Kelsey Hebert grew up in the church. But instead of unity, love, and the Gospel, what church came to mean to her was judgment, gossip, and hypocrisy.
Until Kelsey was in her mid-teens, her family was constantly switching to a new church, investing time and effort into becoming a part of the body of Christ only to end up feeling on the outside of community they fought so hard to find.
“During this time of church-hopping, something happened in my early teens that changed my outlook on Christianity well into my early 20's.”
As a thirteen-year-old, Kelsey was wrongfully accused by church leaders in her town of leading a sixteen-year-old boy, someone she considered a friend, into sin. Though Kelsey was innocent, she felt judged and mistreated by others in Christian circles who had heard rumors about what happened.
“After that, school was horrible for me. I was shunned by those who knew about the scandal, because I was bad woman, a woman that led a man's eyes to wander and lust after me. I was dirty in their eyes. The guys I grew up with for the previous twelve years would not look at or talk to me. I suffered through judgment for a full year before my parents could not take it anymore, and sent me to a new school.”
After that, Kelsey wanted nothing to do with being a part of a church, because she thought that the way she had been treated is how all churches treated women. In her desire to reject the hypocrisy that had hurt her, she ended up rejecting the church altogether.
“I maintained that ‘Yes, I am a Christian. But no, I do not want to be affiliated with the church in any way, because organized religion is hypocritical. It is just a set of rules, and they are missing the point of freedom within Jesus.’"
During college, Kelsey continued to live life as she had been raised to live, avoiding many temptations that so often arise in that stage of life, but also rarely attending church, which she still viewed as oppressive and twisted.

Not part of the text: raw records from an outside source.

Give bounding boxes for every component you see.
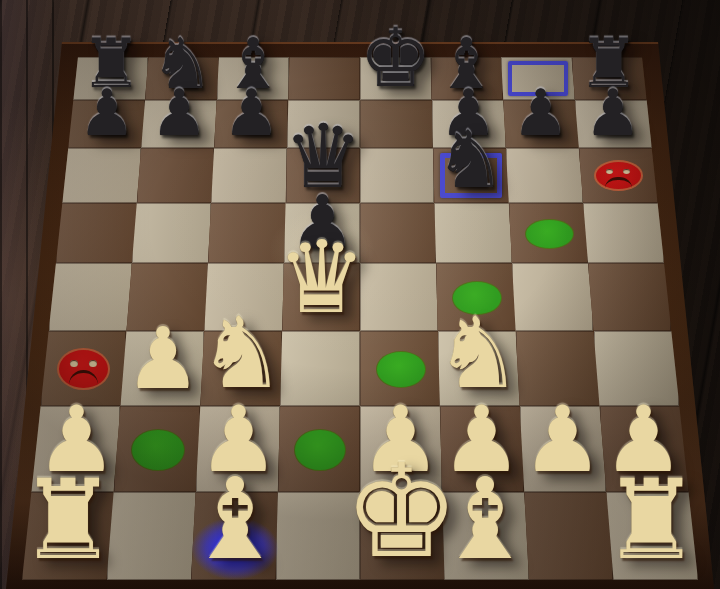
square-g1[interactable] <box>524 492 613 580</box>
square-c6[interactable] <box>211 148 287 203</box>
legal-move-dot-e3[interactable] <box>376 351 426 388</box>
sad-face-frown <box>69 370 99 385</box>
unsafe-move-indicator-h6[interactable] <box>594 160 643 191</box>
square-woodgrain <box>360 148 434 203</box>
piece-black-pawn-a7[interactable]: ♟ <box>78 81 135 145</box>
piece-black-pawn-c7[interactable]: ♟ <box>223 81 280 145</box>
piece-black-pawn-b7[interactable]: ♟ <box>151 81 208 145</box>
piece-white-rook-h1[interactable]: ♜ <box>602 465 701 575</box>
square-e7[interactable] <box>360 100 433 148</box>
square-e6[interactable] <box>360 148 434 203</box>
square-woodgrain <box>49 263 132 331</box>
square-woodgrain <box>434 203 512 263</box>
square-d8[interactable] <box>288 57 360 100</box>
sad-face-eye <box>606 169 613 174</box>
square-a6[interactable] <box>62 148 141 203</box>
square-woodgrain <box>132 203 211 263</box>
legal-move-dot-b2[interactable] <box>131 429 185 471</box>
unsafe-move-indicator-a3[interactable] <box>57 348 110 390</box>
square-e5[interactable] <box>360 203 436 263</box>
piece-white-pawn-b3[interactable]: ♟ <box>125 316 201 401</box>
square-g6[interactable] <box>506 148 583 203</box>
legal-move-dot-g5[interactable] <box>525 219 575 249</box>
piece-black-king-e8[interactable]: ♚ <box>359 19 432 100</box>
square-d3[interactable] <box>280 331 360 406</box>
piece-white-queen-d4[interactable]: ♛ <box>277 228 367 328</box>
square-woodgrain <box>288 57 360 100</box>
square-f5[interactable] <box>434 203 512 263</box>
square-g5[interactable] <box>509 203 588 263</box>
square-woodgrain <box>512 263 593 331</box>
piece-black-knight-f6[interactable]: ♞ <box>435 122 506 201</box>
square-woodgrain <box>280 331 360 406</box>
sad-face-eye <box>623 169 630 174</box>
square-h5[interactable] <box>583 203 664 263</box>
square-h4[interactable] <box>588 263 671 331</box>
square-woodgrain <box>588 263 671 331</box>
sad-face-frown <box>605 177 632 189</box>
square-a4[interactable] <box>49 263 132 331</box>
chess-app-scene: ♜♞♝♚♝♜♟♟♟♟♟♟♛♞♟♛♟♞♞♟♟♟♟♟♟♜♝♚♝♜ <box>0 0 720 589</box>
square-woodgrain <box>56 203 137 263</box>
square-woodgrain <box>583 203 664 263</box>
square-b1[interactable] <box>107 492 196 580</box>
square-woodgrain <box>506 148 583 203</box>
piece-white-bishop-c1[interactable]: ♝ <box>185 463 285 575</box>
piece-black-pawn-g7[interactable]: ♟ <box>512 81 569 145</box>
square-woodgrain <box>360 263 438 331</box>
square-woodgrain <box>524 492 613 580</box>
legal-move-dot-d2[interactable] <box>294 429 345 471</box>
piece-white-bishop-f1[interactable]: ♝ <box>435 463 535 575</box>
square-woodgrain <box>137 148 214 203</box>
square-woodgrain <box>62 148 141 203</box>
square-woodgrain <box>211 148 287 203</box>
piece-white-rook-a1[interactable]: ♜ <box>19 465 118 575</box>
piece-black-pawn-h7[interactable]: ♟ <box>584 81 641 145</box>
square-woodgrain <box>360 203 436 263</box>
sad-face-eye <box>89 360 97 367</box>
square-b5[interactable] <box>132 203 211 263</box>
square-a5[interactable] <box>56 203 137 263</box>
square-e4[interactable] <box>360 263 438 331</box>
square-b6[interactable] <box>137 148 214 203</box>
square-woodgrain <box>208 203 286 263</box>
square-c5[interactable] <box>208 203 286 263</box>
square-h6[interactable] <box>579 148 658 203</box>
sad-face-eye <box>70 360 78 367</box>
square-woodgrain <box>107 492 196 580</box>
square-g4[interactable] <box>512 263 593 331</box>
square-woodgrain <box>360 100 433 148</box>
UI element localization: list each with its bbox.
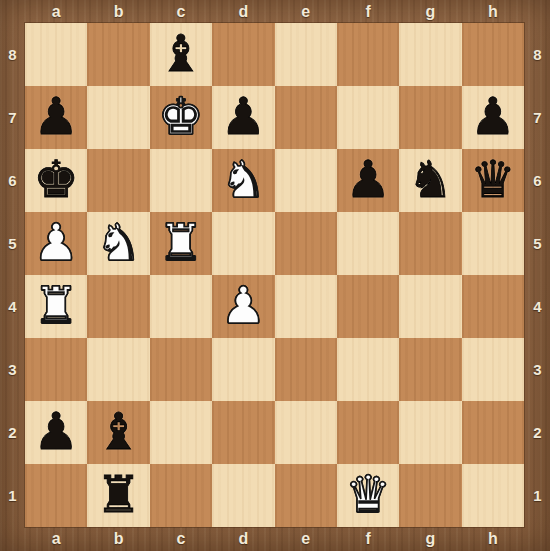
square-c8[interactable]: ♝ [150, 23, 212, 86]
rank-label-7: 7 [525, 86, 550, 149]
piece-black-pawn[interactable]: ♟ [470, 91, 516, 142]
piece-white-rook[interactable]: ♜ [158, 217, 204, 268]
file-labels-top: abcdefgh [25, 0, 524, 23]
square-b3[interactable] [87, 338, 149, 401]
square-f8[interactable] [337, 23, 399, 86]
square-d2[interactable] [212, 401, 274, 464]
square-f6[interactable]: ♟ [337, 149, 399, 212]
rank-label-1: 1 [0, 464, 25, 527]
board-grid: ♝♟♚♟♟♚♞♟♞♛♟♞♜♜♟♟♝♜♛ [25, 23, 524, 527]
piece-white-pawn[interactable]: ♟ [220, 280, 266, 331]
square-g6[interactable]: ♞ [399, 149, 461, 212]
square-d4[interactable]: ♟ [212, 275, 274, 338]
piece-black-pawn[interactable]: ♟ [33, 406, 79, 457]
piece-black-pawn[interactable]: ♟ [220, 91, 266, 142]
rank-label-8: 8 [525, 23, 550, 86]
rank-label-5: 5 [0, 212, 25, 275]
piece-white-pawn[interactable]: ♟ [33, 217, 79, 268]
piece-black-bishop[interactable]: ♝ [158, 28, 204, 79]
square-c2[interactable] [150, 401, 212, 464]
piece-white-knight[interactable]: ♞ [220, 154, 266, 205]
piece-black-king[interactable]: ♚ [33, 154, 79, 205]
square-d3[interactable] [212, 338, 274, 401]
square-e2[interactable] [275, 401, 337, 464]
square-c7[interactable]: ♚ [150, 86, 212, 149]
square-g3[interactable] [399, 338, 461, 401]
rank-label-2: 2 [525, 401, 550, 464]
square-b6[interactable] [87, 149, 149, 212]
square-f4[interactable] [337, 275, 399, 338]
square-f2[interactable] [337, 401, 399, 464]
square-c1[interactable] [150, 464, 212, 527]
square-b2[interactable]: ♝ [87, 401, 149, 464]
file-label-e: e [275, 0, 337, 23]
square-h1[interactable] [462, 464, 524, 527]
square-h3[interactable] [462, 338, 524, 401]
square-a3[interactable] [25, 338, 87, 401]
square-a4[interactable]: ♜ [25, 275, 87, 338]
file-label-g: g [399, 527, 461, 551]
file-label-d: d [212, 527, 274, 551]
square-a5[interactable]: ♟ [25, 212, 87, 275]
square-b4[interactable] [87, 275, 149, 338]
rank-label-2: 2 [0, 401, 25, 464]
square-h8[interactable] [462, 23, 524, 86]
square-h5[interactable] [462, 212, 524, 275]
square-d7[interactable]: ♟ [212, 86, 274, 149]
file-label-a: a [25, 0, 87, 23]
rank-label-7: 7 [0, 86, 25, 149]
piece-black-pawn[interactable]: ♟ [33, 91, 79, 142]
file-label-b: b [87, 527, 149, 551]
rank-label-5: 5 [525, 212, 550, 275]
piece-white-knight[interactable]: ♞ [96, 217, 142, 268]
square-c5[interactable]: ♜ [150, 212, 212, 275]
file-labels-bottom: abcdefgh [25, 527, 524, 551]
square-a7[interactable]: ♟ [25, 86, 87, 149]
rank-label-6: 6 [525, 149, 550, 212]
rank-label-4: 4 [0, 275, 25, 338]
file-label-f: f [337, 527, 399, 551]
square-e6[interactable] [275, 149, 337, 212]
piece-black-knight[interactable]: ♞ [408, 154, 454, 205]
rank-label-3: 3 [525, 338, 550, 401]
rank-label-3: 3 [0, 338, 25, 401]
square-f1[interactable]: ♛ [337, 464, 399, 527]
square-d1[interactable] [212, 464, 274, 527]
piece-white-queen[interactable]: ♛ [345, 469, 391, 520]
rank-labels-right: 87654321 [525, 23, 550, 527]
square-b7[interactable] [87, 86, 149, 149]
square-e1[interactable] [275, 464, 337, 527]
file-label-b: b [87, 0, 149, 23]
square-g2[interactable] [399, 401, 461, 464]
square-b1[interactable]: ♜ [87, 464, 149, 527]
square-g7[interactable] [399, 86, 461, 149]
file-label-a: a [25, 527, 87, 551]
rank-label-6: 6 [0, 149, 25, 212]
square-c3[interactable] [150, 338, 212, 401]
square-c4[interactable] [150, 275, 212, 338]
square-e4[interactable] [275, 275, 337, 338]
rank-label-4: 4 [525, 275, 550, 338]
square-e5[interactable] [275, 212, 337, 275]
square-a6[interactable]: ♚ [25, 149, 87, 212]
square-f5[interactable] [337, 212, 399, 275]
square-h6[interactable]: ♛ [462, 149, 524, 212]
square-e3[interactable] [275, 338, 337, 401]
square-b5[interactable]: ♞ [87, 212, 149, 275]
square-g5[interactable] [399, 212, 461, 275]
rank-label-1: 1 [525, 464, 550, 527]
piece-black-rook[interactable]: ♜ [96, 469, 142, 520]
file-label-f: f [337, 0, 399, 23]
file-label-h: h [462, 527, 524, 551]
square-g8[interactable] [399, 23, 461, 86]
rank-labels-left: 87654321 [0, 23, 25, 527]
square-f7[interactable] [337, 86, 399, 149]
piece-black-pawn[interactable]: ♟ [345, 154, 391, 205]
file-label-g: g [399, 0, 461, 23]
piece-white-king[interactable]: ♚ [158, 91, 204, 142]
file-label-c: c [150, 0, 212, 23]
square-a2[interactable]: ♟ [25, 401, 87, 464]
file-label-c: c [150, 527, 212, 551]
square-g4[interactable] [399, 275, 461, 338]
square-e7[interactable] [275, 86, 337, 149]
file-label-e: e [275, 527, 337, 551]
piece-white-rook[interactable]: ♜ [33, 280, 79, 331]
square-g1[interactable] [399, 464, 461, 527]
square-f3[interactable] [337, 338, 399, 401]
square-h2[interactable] [462, 401, 524, 464]
square-h4[interactable] [462, 275, 524, 338]
piece-black-bishop[interactable]: ♝ [96, 406, 142, 457]
piece-black-queen[interactable]: ♛ [470, 154, 516, 205]
square-c6[interactable] [150, 149, 212, 212]
file-label-d: d [212, 0, 274, 23]
square-h7[interactable]: ♟ [462, 86, 524, 149]
square-d5[interactable] [212, 212, 274, 275]
square-d8[interactable] [212, 23, 274, 86]
square-a8[interactable] [25, 23, 87, 86]
square-e8[interactable] [275, 23, 337, 86]
rank-label-8: 8 [0, 23, 25, 86]
square-a1[interactable] [25, 464, 87, 527]
file-label-h: h [462, 0, 524, 23]
chessboard: abcdefgh abcdefgh 87654321 87654321 ♝♟♚♟… [0, 0, 550, 551]
square-b8[interactable] [87, 23, 149, 86]
square-d6[interactable]: ♞ [212, 149, 274, 212]
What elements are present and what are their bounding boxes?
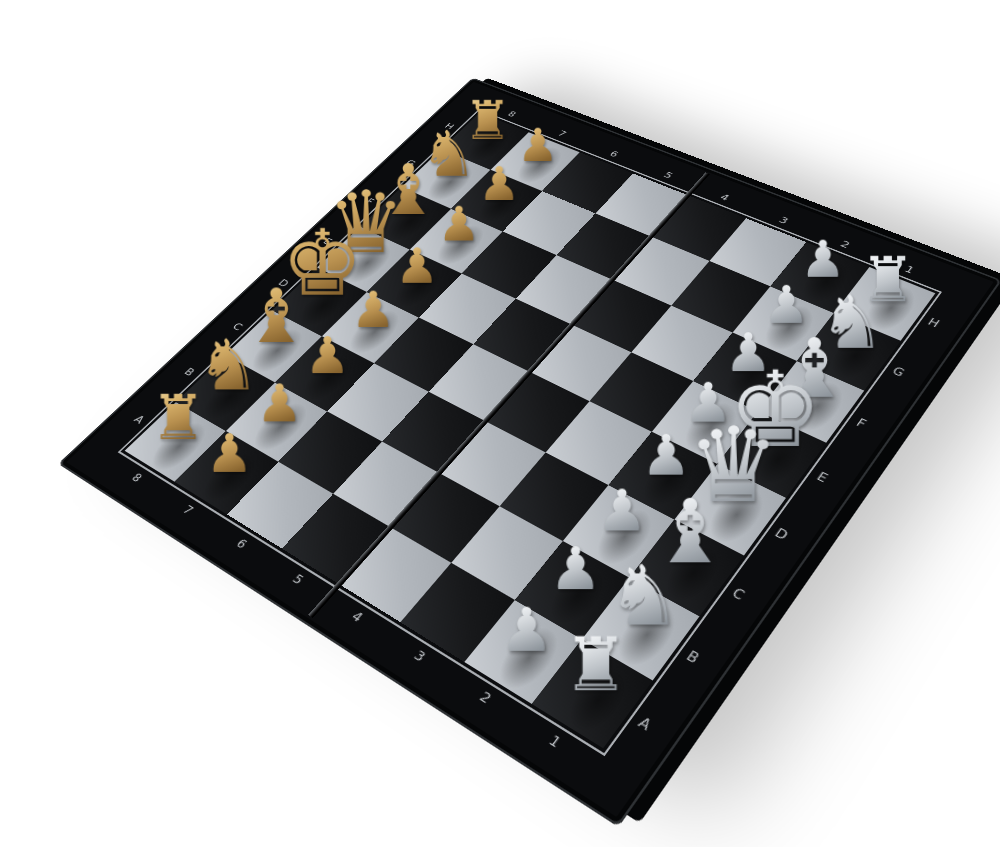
- scene-3d: ABCDEFGH ABCDEFGH 87654321 87654321 ♜♞♝♚…: [0, 0, 1000, 847]
- product-photo-canvas: ABCDEFGH ABCDEFGH 87654321 87654321 ♜♞♝♚…: [0, 0, 1000, 847]
- rank-label-8: 8: [102, 447, 172, 509]
- squares-grid: ♜♞♝♚♛♝♞♜♟♟♟♟♟♟♟♟♟♟♟♟♟♟♟♟♜♞♝♛♚♝♞♜: [125, 113, 936, 749]
- chess-board: ABCDEFGH ABCDEFGH 87654321 87654321 ♜♞♝♚…: [58, 78, 1000, 827]
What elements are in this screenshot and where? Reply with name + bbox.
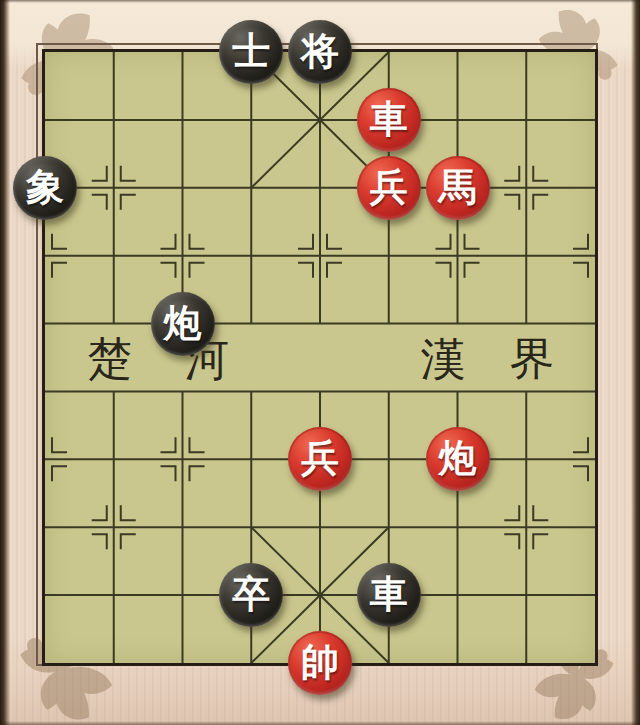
piece-glyph: 車 — [370, 100, 408, 138]
piece-black-soldier[interactable]: 卒 — [219, 563, 283, 627]
piece-glyph: 帥 — [301, 643, 339, 681]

“I never denied God. My friends knew what I believed, but I didn't stand up for what I now know is one of the most important parts of earthly life.”
God began to change Kelsey’s heart last November. She began to meet up regularly with an old friend from her childhood, whose church she had previously attended.
“Whenever we would talk, the conversation would always come back to salvation, Jesus, grace, and everything wonderful and powerful that He has done for us. I often brought up, just like I had done so many times before, that though I love Jesus, I did not love the church.”
It was during one of those talks where this friend looked her in the eye across the table and said, "You know, Kels, I know you are a Christian, but a Christian cannot grow without community."
In response, Kelsey maintained that she had her family and was doing fine. But she couldn’t shake the impact of that statement on her heart.
“It stuck with me all week long until 7:15pm that Sunday, some cold evening in March. I caved and attended Resonate, and low and behold, the sermon was about how a Christian cannot grow without community. I was floored.”
She stayed until the service was done, and then left immediately without talking to anyone. The next week, she went again, only to hear another sermon about being known in the church, not just sticking around for the sermon and then disappearing as quickly as you came.
Kelsey was floored again.
“Something was happening. After about a month of going to Resonate every week, I went to village, saw friendship and unity, and I had the realization that all my life, I have been talking about how my family is what is most important to me. I have a tattoo that says ‘ohana mua,’ which means ‘family first’ in Hawaiian. And yet, here was an entire concept of family I have been turning my back on because of wrongs done to me. How can I call myself family-oriented if I continually avoid being part of a spiritual family?”
Kelsey has struggled with trust since childhood. But slowly, the Lord has opened her eyes to a true understanding of what it means to live in community, being vulnerable and open with her brothers and sisters in Christ.
“Finding myself in a place surrounded by friends whom I love, pastors I submit to and trust, a lack of gossip, and flourishing unity is something I honestly thought I would never find in a church setting. And yet here it is, staring me in the face, hugging me when I need it, reeling me in when I want to run away. I now want to protect, serve, and promote it with all that I have and all that I am.”
Through this process, Kelsey’s community has helped her realize what it means to love the Lord. She recently went through ownership classes at Resonate Church, excited about committing to this family and being able to start serving their mission to spread the name of God in the Palouse.
“We are the church, the bride of Christ. The Church is His. When I meet with my village, or find myself surrounded with raised hands and ecstatic voices praising Jesus for His ultimate sacrifice, I feel safe and humbled. He gave His life to give me a second chance, for me to tell whomever I can of His greatness.”
Though Kelsey rejected church for many years, she couldn’t be more grateful for what God has been teaching her.
“My story is one of forgiveness. He forgave our sins while bloody, swollen, bruised, and beaten, hanging from the branches of a tree. What kind of daughter would I be if I held a grudge against a brother or sister? By running away from the church, I was selfish. But now, I am forgiven.”